You know junk food when you see it: high in calories, low in nutritional benefit. A diet of junk food ends up in lethargy, being overweight, medical issues such as diabetes, heart disease, and lowers your energy.

But did you know there are junk emotions too?

As clinical psychologists we wondered what would happen if we started to consider our emotions from the perspective that they are ingredients that you feed yourself? We developed the concept of psychological nutrition; not about food, but about how to assess and monitor the emotions that you consume.

Because we don’t think to monitor our consumption of emotions as we might food, we unthinkingly consume a diet so high in negative emotions (high fat), that there’s no room left for positive emotions (low fat).

What should we do? In order to get rid of junk emotions, we have to be mindful of the emotions we are consuming; we have to deliberately restrict our diet of high fat emotions.

Here are 5 ways to get rid of junk emotions.

1. Lower your consumption of high-fat emotions. High-fat emotions are negative and energy draining; they suck the fun and creativity out of your life and are bad for you. Examples: guilt, resentment, anger, envy, jealousy, frustration. High fat (or negative) emotions create and maintain a cycle of pessimism and low-energy. They are fatiguing and close the door to creativity and joy.

2. Increase your consumption of low-fat emotions. Low-fat emotions are positive and increase your energy. Examples: joy, optimism, love, patience. Low-fat emotions should dominate your psychological intake. Low-fat (or positive) emotions energize you. They open up your world, both in terms of your inner self and the doors to opportunity.

3. Keep a count of your junk emotional calories. Just as with junk food, a diet of junk emotions (like anger, resentment, worry) leads to psychological malnourishment. How many junk emotions are you consuming in a day?

4. Look at relationships as products. Relationships are products made up feelings. Some are nutritious, others are not. Think of how you examine the packaging of a product for its nutritional content. How many calories? Is it high fat or low fat? Some products may look good, but it turns out they’re not good for you. Relationships are exactly the same: some are good for you; others are not.

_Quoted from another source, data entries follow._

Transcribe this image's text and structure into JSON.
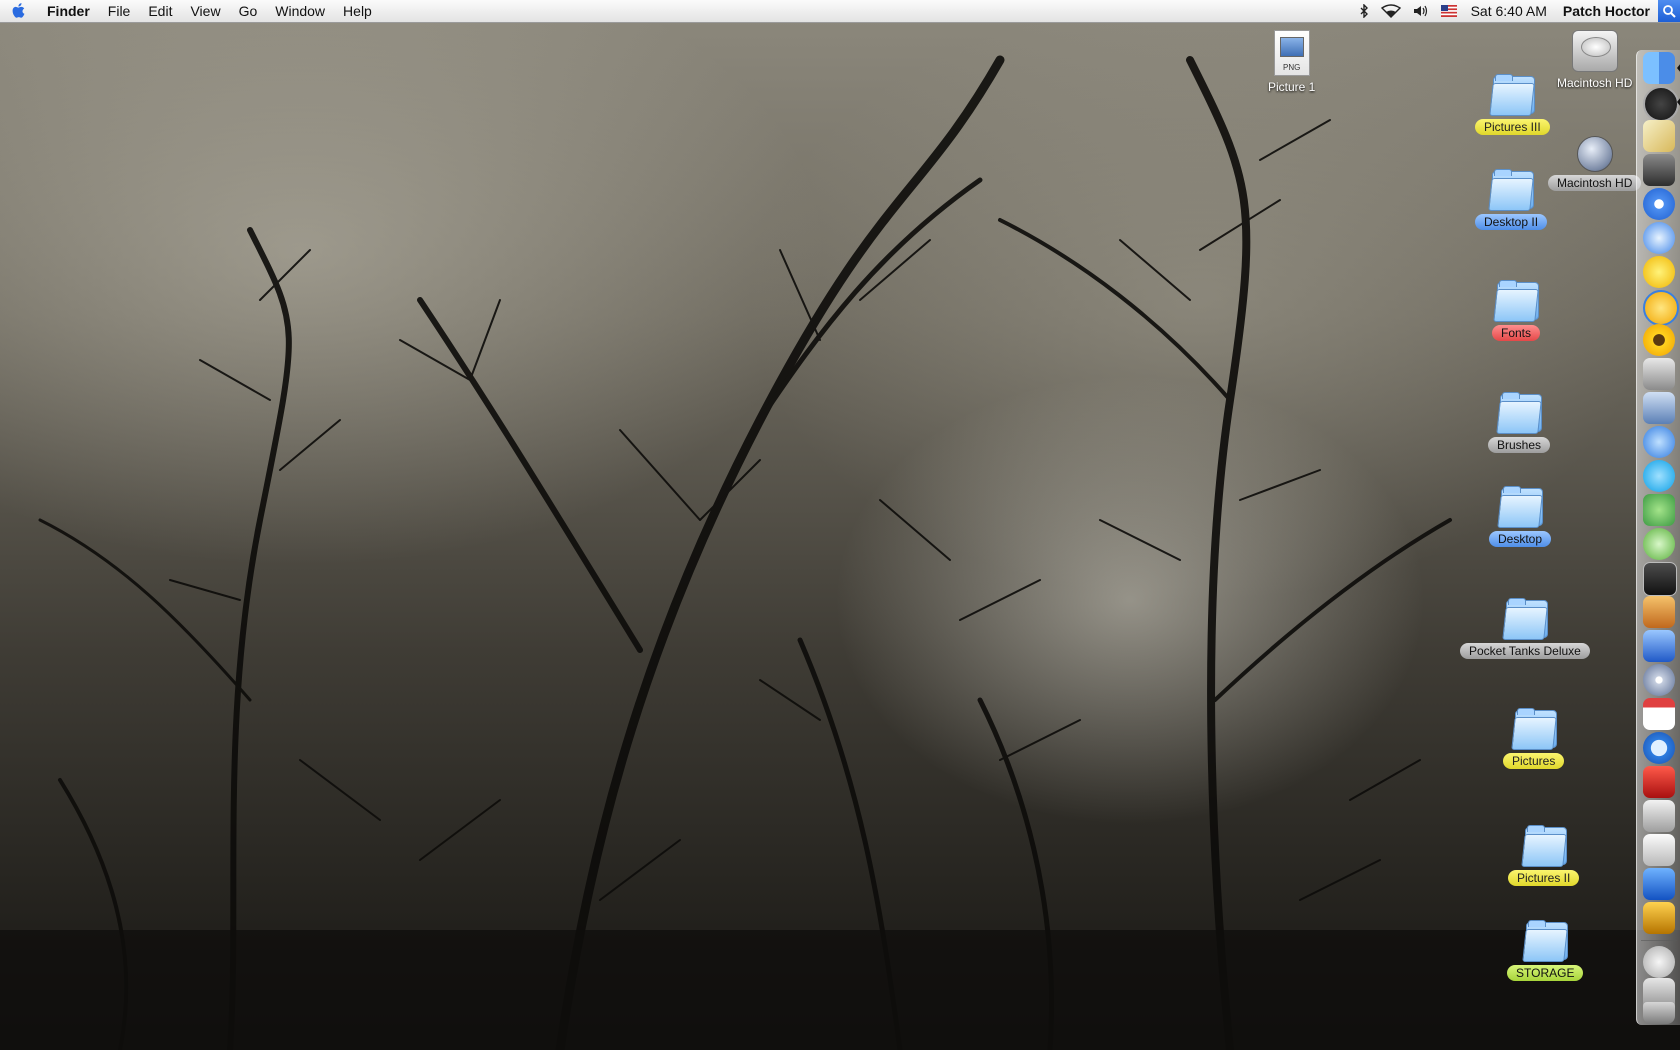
{
  "menubar": {
    "apple_icon": "apple-logo-icon",
    "app_name": "Finder",
    "menus": [
      "File",
      "Edit",
      "View",
      "Go",
      "Window",
      "Help"
    ],
    "status_icons": [
      "bluetooth-icon",
      "wifi-icon",
      "volume-icon",
      "us-flag-input-icon"
    ],
    "clock": "Sat 6:40 AM",
    "user": "Patch Hoctor",
    "spotlight_icon": "spotlight-search-icon"
  },
  "desktop": {
    "items": [
      {
        "name": "Picture 1",
        "kind": "png-file",
        "label_color": "none",
        "badge": "PNG"
      },
      {
        "name": "Macintosh HD",
        "kind": "hard-drive",
        "label_color": "none"
      },
      {
        "name": "Pictures III",
        "kind": "folder",
        "label_color": "yellow"
      },
      {
        "name": "Macintosh HD",
        "kind": "network-volume",
        "label_color": "gray"
      },
      {
        "name": "Desktop II",
        "kind": "folder",
        "label_color": "blue"
      },
      {
        "name": "Fonts",
        "kind": "folder",
        "label_color": "red"
      },
      {
        "name": "Brushes",
        "kind": "folder",
        "label_color": "gray"
      },
      {
        "name": "Desktop",
        "kind": "folder",
        "label_color": "blue"
      },
      {
        "name": "Pocket Tanks Deluxe",
        "kind": "folder",
        "label_color": "gray"
      },
      {
        "name": "Pictures",
        "kind": "folder",
        "label_color": "yellow"
      },
      {
        "name": "Pictures II",
        "kind": "folder",
        "label_color": "yellow"
      },
      {
        "name": "STORAGE",
        "kind": "folder",
        "label_color": "green"
      }
    ]
  },
  "dock": {
    "position": "right",
    "apps": [
      "finder-icon",
      "dashboard-icon",
      "pencil-app-icon",
      "graduation-cap-icon",
      "target-icon",
      "safari-icon",
      "chat-smiley-icon",
      "messenger-icon",
      "sunflower-icon",
      "pen-nib-icon",
      "bird-preview-icon",
      "video-chat-icon",
      "skype-icon",
      "people-icon",
      "itunes-icon",
      "activity-monitor-icon",
      "iphoto-icon",
      "imovie-icon",
      "dvd-player-icon",
      "ical-icon",
      "quicktime-icon",
      "red-book-icon",
      "system-preferences-icon",
      "textedit-icon",
      "wacom-icon",
      "car-game-icon"
    ],
    "running_indicators": [
      "finder-icon",
      "dashboard-icon"
    ],
    "stacks": [
      "mail-at-icon",
      "downloads-stack-icon",
      "trash-icon"
    ]
  },
  "colors": {
    "menubar_bg": "#ececec",
    "label_yellow": "#eee84a",
    "label_blue": "#6ea5f0",
    "label_red": "#f06060",
    "label_gray": "#b5b5b5",
    "label_green": "#bde25a"
  }
}
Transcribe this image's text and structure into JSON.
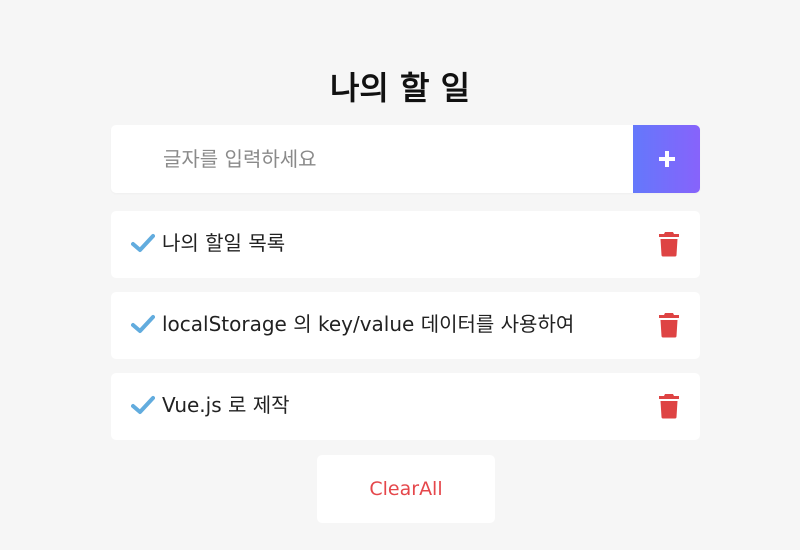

5. Make Psychological Nutritional Labels. Just like food products have labels that describe their nutritional content, there should be “psychological nutritional labels” for reactions, relationships, and situations. In this way, you will know (or at least have a good idea) whether a situation has a “high fat” or “low fat” content before you enter it. Are there people or situations that should have warning labels?

The Pay off

Time is a finite quantity and none of us know how much of it we have left. Start each day making life as fulfilled and joyful as it can be, and build on that. Stop filling it with junk emotions!